Ethics, as a field of study, is sort of like a tree with 10,000 branches—branches that all disagree with each other. With such variances, the, how do we begin to understand ethics?
One way to really think about ethics is through its historical meaning, which has to do with a person’s ethos. This is the idea that ethics is connected with character, and it is sort of a high standard approach to what it means to act in a particularly cogent and courageous way, as well as to demonstrate personal integrity. And then there is a more important conceptual distinction a person could make, particularly between ethics and morals. This is needed because when defining ethics, many will use the word “morals” interchangeably, which confuses the issue.

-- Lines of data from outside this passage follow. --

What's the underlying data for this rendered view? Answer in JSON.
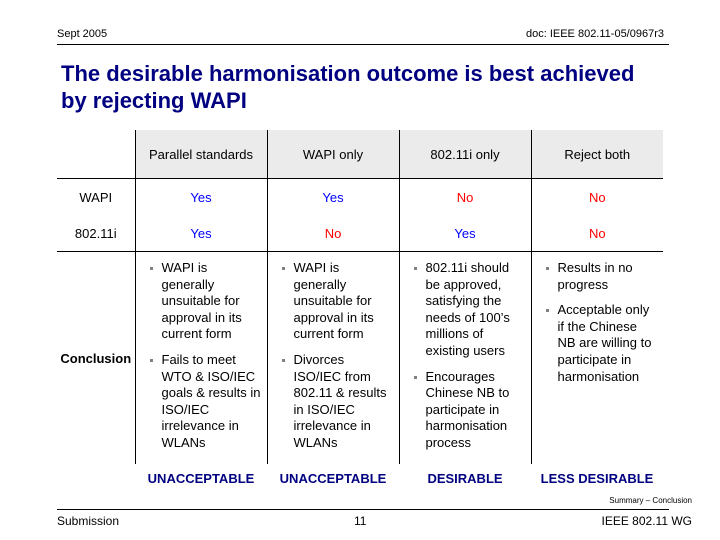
{
  "header": {
    "date": "Sept 2005",
    "doc": "doc: IEEE 802.11-05/0967r3"
  },
  "title": "The desirable harmonisation outcome is best achieved by rejecting WAPI",
  "table": {
    "columns": [
      "Parallel standards",
      "WAPI only",
      "802.11i only",
      "Reject both"
    ],
    "rows": [
      {
        "label": "WAPI",
        "cells": [
          "Yes",
          "Yes",
          "No",
          "No"
        ]
      },
      {
        "label": "802.11i",
        "cells": [
          "Yes",
          "No",
          "Yes",
          "No"
        ]
      }
    ],
    "conclusion_label": "Conclusion",
    "conclusions": [
      [
        "WAPI is generally unsuitable for approval in its current form",
        "Fails to meet WTO & ISO/IEC goals & results in ISO/IEC irrelevance in WLANs"
      ],
      [
        "WAPI is generally unsuitable for approval in its current form",
        "Divorces ISO/IEC from 802.11 & results in ISO/IEC irrelevance in WLANs"
      ],
      [
        "802.11i should be approved, satisfying the needs of 100’s millions of existing users",
        "Encourages Chinese NB to participate in harmonisation process"
      ],
      [
        "Results in no progress",
        "Acceptable only if the Chinese NB are willing to participate in harmonisation"
      ]
    ],
    "verdicts": [
      "UNACCEPTABLE",
      "UNACCEPTABLE",
      "DESIRABLE",
      "LESS DESIRABLE"
    ]
  },
  "footer": {
    "note": "Summary – Conclusion",
    "left": "Submission",
    "page": "11",
    "right": "IEEE 802.11 WG"
  },
  "colors": {
    "title": "#000080",
    "yes": "#0000ff",
    "no": "#ff0000",
    "header_bg": "#ebebeb"
  }
}
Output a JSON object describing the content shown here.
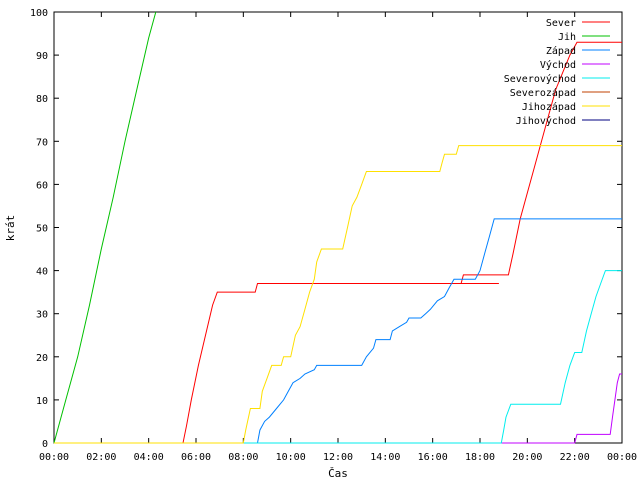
{
  "chart_data": {
    "type": "line",
    "xlabel": "Čas",
    "ylabel": "krát",
    "xlim": [
      0,
      24
    ],
    "ylim": [
      0,
      100
    ],
    "xticks": [
      {
        "value": 0,
        "label": "00:00"
      },
      {
        "value": 2,
        "label": "02:00"
      },
      {
        "value": 4,
        "label": "04:00"
      },
      {
        "value": 6,
        "label": "06:00"
      },
      {
        "value": 8,
        "label": "08:00"
      },
      {
        "value": 10,
        "label": "10:00"
      },
      {
        "value": 12,
        "label": "12:00"
      },
      {
        "value": 14,
        "label": "14:00"
      },
      {
        "value": 16,
        "label": "16:00"
      },
      {
        "value": 18,
        "label": "18:00"
      },
      {
        "value": 20,
        "label": "20:00"
      },
      {
        "value": 22,
        "label": "22:00"
      },
      {
        "value": 24,
        "label": "00:00"
      }
    ],
    "yticks": [
      0,
      10,
      20,
      30,
      40,
      50,
      60,
      70,
      80,
      90,
      100
    ],
    "grid": false,
    "legend_position": "top-right",
    "series": [
      {
        "name": "Sever",
        "color": "#ff0000",
        "points": [
          [
            0,
            0
          ],
          [
            5.45,
            0
          ],
          [
            5.6,
            4
          ],
          [
            5.8,
            10
          ],
          [
            6.1,
            18
          ],
          [
            6.4,
            25
          ],
          [
            6.7,
            32
          ],
          [
            6.9,
            35
          ],
          [
            8.5,
            35
          ],
          [
            8.6,
            37
          ],
          [
            18.8,
            37
          ],
          [
            17.2,
            37
          ],
          [
            17.3,
            39
          ],
          [
            19.2,
            39
          ],
          [
            19.4,
            44
          ],
          [
            19.7,
            52
          ],
          [
            20.0,
            58
          ],
          [
            20.3,
            64
          ],
          [
            20.6,
            70
          ],
          [
            20.9,
            76
          ],
          [
            21.2,
            82
          ],
          [
            21.5,
            86
          ],
          [
            21.8,
            90
          ],
          [
            22.1,
            93
          ],
          [
            24,
            93
          ]
        ]
      },
      {
        "name": "Jih",
        "color": "#00c000",
        "points": [
          [
            0,
            0
          ],
          [
            0.5,
            10
          ],
          [
            1.0,
            20
          ],
          [
            1.5,
            32
          ],
          [
            2.0,
            45
          ],
          [
            2.5,
            57
          ],
          [
            3.0,
            70
          ],
          [
            3.5,
            82
          ],
          [
            4.0,
            94
          ],
          [
            4.3,
            100
          ]
        ]
      },
      {
        "name": "Západ",
        "color": "#0080ff",
        "points": [
          [
            0,
            0
          ],
          [
            8.6,
            0
          ],
          [
            8.7,
            3
          ],
          [
            8.9,
            5
          ],
          [
            9.1,
            6
          ],
          [
            9.4,
            8
          ],
          [
            9.7,
            10
          ],
          [
            9.9,
            12
          ],
          [
            10.1,
            14
          ],
          [
            10.4,
            15
          ],
          [
            10.6,
            16
          ],
          [
            11.0,
            17
          ],
          [
            11.1,
            18
          ],
          [
            13.0,
            18
          ],
          [
            13.2,
            20
          ],
          [
            13.5,
            22
          ],
          [
            13.6,
            24
          ],
          [
            14.2,
            24
          ],
          [
            14.3,
            26
          ],
          [
            14.6,
            27
          ],
          [
            14.9,
            28
          ],
          [
            15.0,
            29
          ],
          [
            15.5,
            29
          ],
          [
            15.7,
            30
          ],
          [
            15.9,
            31
          ],
          [
            16.2,
            33
          ],
          [
            16.5,
            34
          ],
          [
            16.7,
            36
          ],
          [
            16.9,
            38
          ],
          [
            17.8,
            38
          ],
          [
            18.0,
            40
          ],
          [
            18.2,
            44
          ],
          [
            18.4,
            48
          ],
          [
            18.6,
            52
          ],
          [
            24,
            52
          ]
        ]
      },
      {
        "name": "Východ",
        "color": "#c000ff",
        "points": [
          [
            0,
            0
          ],
          [
            22.0,
            0
          ],
          [
            22.1,
            2
          ],
          [
            23.5,
            2
          ],
          [
            23.6,
            6
          ],
          [
            23.7,
            10
          ],
          [
            23.8,
            14
          ],
          [
            23.9,
            16
          ],
          [
            24,
            16
          ]
        ]
      },
      {
        "name": "Severovýchod",
        "color": "#00eeee",
        "points": [
          [
            0,
            0
          ],
          [
            18.9,
            0
          ],
          [
            19.0,
            3
          ],
          [
            19.1,
            6
          ],
          [
            19.3,
            9
          ],
          [
            21.4,
            9
          ],
          [
            21.6,
            14
          ],
          [
            21.8,
            18
          ],
          [
            22.0,
            21
          ],
          [
            22.3,
            21
          ],
          [
            22.5,
            26
          ],
          [
            22.7,
            30
          ],
          [
            22.9,
            34
          ],
          [
            23.1,
            37
          ],
          [
            23.3,
            40
          ],
          [
            24,
            40
          ]
        ]
      },
      {
        "name": "Severozápad",
        "color": "#c04000",
        "points": []
      },
      {
        "name": "Jihozápad",
        "color": "#ffe000",
        "points": [
          [
            0,
            0
          ],
          [
            8.0,
            0
          ],
          [
            8.1,
            3
          ],
          [
            8.3,
            8
          ],
          [
            8.7,
            8
          ],
          [
            8.8,
            12
          ],
          [
            9.0,
            15
          ],
          [
            9.2,
            18
          ],
          [
            9.6,
            18
          ],
          [
            9.7,
            20
          ],
          [
            10.0,
            20
          ],
          [
            10.2,
            25
          ],
          [
            10.4,
            27
          ],
          [
            10.6,
            31
          ],
          [
            10.8,
            35
          ],
          [
            11.0,
            38
          ],
          [
            11.1,
            42
          ],
          [
            11.3,
            45
          ],
          [
            12.2,
            45
          ],
          [
            12.4,
            50
          ],
          [
            12.6,
            55
          ],
          [
            12.8,
            57
          ],
          [
            13.0,
            60
          ],
          [
            13.2,
            63
          ],
          [
            16.3,
            63
          ],
          [
            16.4,
            65
          ],
          [
            16.5,
            67
          ],
          [
            17.0,
            67
          ],
          [
            17.1,
            69
          ],
          [
            24,
            69
          ]
        ]
      },
      {
        "name": "Jihovýchod",
        "color": "#000080",
        "points": []
      }
    ]
  }
}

There is, however, some disagreement among scholars as to the difference between morals and ethics. One school of thought asserts that morality is inherently founded on spiritual principles–one’s responsibility to a supernatural being or goal. Ethics, on the other hand, relies on materialist and social consequences, not spiritual ones, in order to determine what is ethical or not. Other schools of thought argue that this line between morals and ethics is arbitrary. Instead, they believe ethics is simply a formal branch of philosophy that concerns itself with the study of morals and their justification; this group would assert that ethics is the philosophy of morals.
We posit that ethics is not the same thing as morality. Consider, for example, how arbitrary moral stances tend to be, especially when they are outside of one’s own culture or religious beliefs. What may seem justifiable in one culture can easily be problematic in another. In addition, being ethical is not simply following a law or rules that have been established. In fact, some of our most revered historical/modern figures not only disagreed with laws or rules they deemed to be unethical, but also fought against them—and in some cases, it cost them their lives.
Ethics, rather, emphasizes the responsibility and capability of the individual to come to his/her own conclusions through reasoning, and to determine which principles are relevant in a particular case. They are well-founded standards of right and wrong that prescribe what humans ought to do, usually in terms of rights, obligations, fairness, or specific virtues. Ethics is the reasonable obligation for us to refrain from hurting others, and sometimes an obligation to help others.
Living ethically also requires the continuous effort of studying our own beliefs and conduct, and striving to ensure that we, and the institutions we help to shape, live up to standards that are reasonable and evidence-based. It is knowing that before one can do the right thing, one has to figure out what the right thing is.
These are some questions to consider:
“What kind of person is good?”
“What kind of person should I be?”
“How should a good person behave in this situation?”
Our goal is to build capacity for ethical reasoning—so they not only know what ought to be done, but also understand why.